Bizim Pınarbaşı’lı bana “Bülbülüne” anlattı sinemanın 4 nolu salon giriş kapısında. ”Benim Bülbül sabah kalkar kalmaz yatağından, aç karnına bir sigara yakar. O esnada üst komşunun hanımı bülbülün sigara kokusunu duyunca, ya onlarda, ya da bizde kahvaltıya çağırırlar birbirlerine. Zaten ben akşama kadar doluyorum, akşam eve geldiğimde bülbüle kızdığımı belli etmem...
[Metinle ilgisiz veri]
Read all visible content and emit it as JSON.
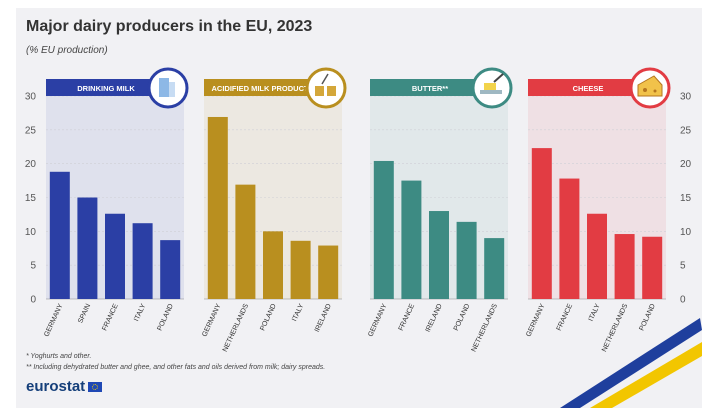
{
  "title": "Major dairy producers in the EU, 2023",
  "subtitle": "(% EU production)",
  "footnotes": [
    "* Yoghurts and other.",
    "** Including dehydrated butter and ghee, and other fats and oils derived from milk; dairy spreads."
  ],
  "logo": "eurostat",
  "colors": {
    "drinking_milk": "#2b3fa5",
    "acidified": "#b98f1f",
    "butter": "#3d8b83",
    "cheese": "#e23c43",
    "grid": "#cfcfd6",
    "axis_text": "#555555"
  },
  "chart_data": [
    {
      "type": "bar",
      "title": "DRINKING MILK",
      "icon": "milk-carton-icon",
      "categories": [
        "GERMANY",
        "SPAIN",
        "FRANCE",
        "ITALY",
        "POLAND"
      ],
      "values": [
        18.8,
        15.0,
        12.6,
        11.2,
        8.7
      ],
      "ylim": [
        0,
        30
      ],
      "yticks": [
        0,
        5,
        10,
        15,
        20,
        25,
        30
      ],
      "ylabel": "",
      "xlabel": ""
    },
    {
      "type": "bar",
      "title": "ACIDIFIED MILK PRODUCTS*",
      "icon": "yoghurt-cups-icon",
      "categories": [
        "GERMANY",
        "NETHERLANDS",
        "POLAND",
        "ITALY",
        "IRELAND"
      ],
      "values": [
        26.9,
        16.9,
        10.0,
        8.6,
        7.9
      ],
      "ylim": [
        0,
        30
      ],
      "ylabel": "",
      "xlabel": ""
    },
    {
      "type": "bar",
      "title": "BUTTER**",
      "icon": "butter-dish-icon",
      "categories": [
        "GERMANY",
        "FRANCE",
        "IRELAND",
        "POLAND",
        "NETHERLANDS"
      ],
      "values": [
        20.4,
        17.5,
        13.0,
        11.4,
        9.0
      ],
      "ylim": [
        0,
        30
      ],
      "ylabel": "",
      "xlabel": ""
    },
    {
      "type": "bar",
      "title": "CHEESE",
      "icon": "cheese-icon",
      "categories": [
        "GERMANY",
        "FRANCE",
        "ITALY",
        "NETHERLANDS",
        "POLAND"
      ],
      "values": [
        22.3,
        17.8,
        12.6,
        9.6,
        9.2
      ],
      "ylim": [
        0,
        30
      ],
      "yticks": [
        0,
        5,
        10,
        15,
        20,
        25,
        30
      ],
      "ylabel": "",
      "xlabel": ""
    }
  ]
}
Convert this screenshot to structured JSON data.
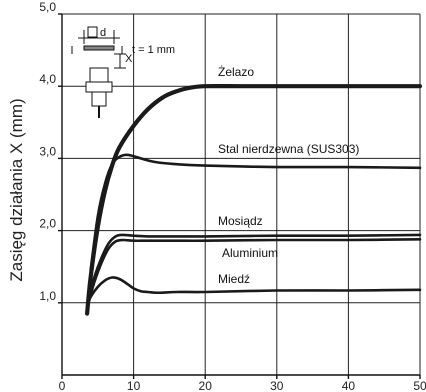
{
  "chart_data": {
    "type": "line",
    "ylabel": "Zasięg działania X (mm)",
    "xlabel": "",
    "xlim": [
      0,
      50
    ],
    "ylim": [
      0,
      5
    ],
    "x_ticks": [
      "0",
      "10",
      "20",
      "30",
      "40",
      "50"
    ],
    "y_ticks": [
      "1,0",
      "2,0",
      "3,0",
      "4,0",
      "5,0"
    ],
    "grid": true,
    "series": [
      {
        "name": "Żelazo",
        "x": [
          3.5,
          4,
          5,
          6,
          7,
          8,
          10,
          12,
          14,
          16,
          18,
          20,
          25,
          30,
          40,
          50
        ],
        "y": [
          0.85,
          1.35,
          2.05,
          2.55,
          2.9,
          3.15,
          3.45,
          3.68,
          3.84,
          3.93,
          3.98,
          4.0,
          4.0,
          4.0,
          4.0,
          4.0
        ]
      },
      {
        "name": "Stal nierdzewna (SUS303)",
        "x": [
          4,
          5,
          6,
          7,
          8,
          9,
          10,
          11,
          13,
          16,
          20,
          30,
          40,
          50
        ],
        "y": [
          1.45,
          2.2,
          2.65,
          2.92,
          3.02,
          3.05,
          3.03,
          3.0,
          2.95,
          2.92,
          2.9,
          2.88,
          2.88,
          2.87
        ]
      },
      {
        "name": "Mosiądz",
        "x": [
          3.7,
          4.5,
          5.5,
          6.5,
          7.5,
          8.5,
          10,
          12,
          16,
          20,
          30,
          40,
          50
        ],
        "y": [
          1.05,
          1.35,
          1.62,
          1.82,
          1.92,
          1.94,
          1.93,
          1.92,
          1.92,
          1.92,
          1.93,
          1.93,
          1.94
        ]
      },
      {
        "name": "Aluminium",
        "x": [
          3.7,
          4.5,
          5.5,
          6.5,
          7.5,
          8.5,
          10,
          12,
          16,
          20,
          30,
          40,
          50
        ],
        "y": [
          1.0,
          1.28,
          1.55,
          1.75,
          1.85,
          1.87,
          1.86,
          1.86,
          1.86,
          1.86,
          1.87,
          1.87,
          1.88
        ]
      },
      {
        "name": "Miedź",
        "x": [
          3.5,
          4,
          5,
          6,
          7,
          8,
          9,
          10,
          11,
          12,
          13,
          14,
          16,
          20,
          30,
          40,
          50
        ],
        "y": [
          0.95,
          1.08,
          1.22,
          1.31,
          1.35,
          1.33,
          1.27,
          1.2,
          1.16,
          1.15,
          1.14,
          1.14,
          1.15,
          1.15,
          1.17,
          1.17,
          1.18
        ]
      }
    ],
    "annotations": [
      "Żelazo",
      "Stal nierdzewna (SUS303)",
      "Mosiądz",
      "Aluminium",
      "Miedź"
    ],
    "inset": {
      "label_d": "d",
      "label_x": "X",
      "label_t": "t = 1 mm"
    },
    "colors": {
      "line": "#1a1a1a",
      "grid": "#222222",
      "background": "#ffffff"
    }
  }
}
Her sabahın köründe, işine kahvaltı yapmadan giden ben... Neymiş bülbüle çiçek almıyormuşum, Neymiş sinemaya götürmüyormuşum, neymiş pek romantik değilmişim ayıptır söylemesi benim bülbül bu” dedi.

Pınarbaşı’lı bir ara gerilere döndü bana sizin dedi; “şose yolunda sigara içerek yürüyen genç delikanlıları, kahve önünde tahta sandalyelerde muhabbet eden gençleri yaşlıları, bahçede ekmek yapan kadınları özledim” dedi...

Bu adamın yüreği daralmış haykıracak boşalacak yer arıyordu, ama bir gözü de ‘bülbülünde’ o yanımıza yaklaştığında bizim ki hemen konuyu değiştiriyordu…  

Bizim Pınarbaşı’lının bülbülü meğerse adamın içine yemiş. Ona kalbimde umut ve aklında huzur olsun ömrün uzun olsun dedim.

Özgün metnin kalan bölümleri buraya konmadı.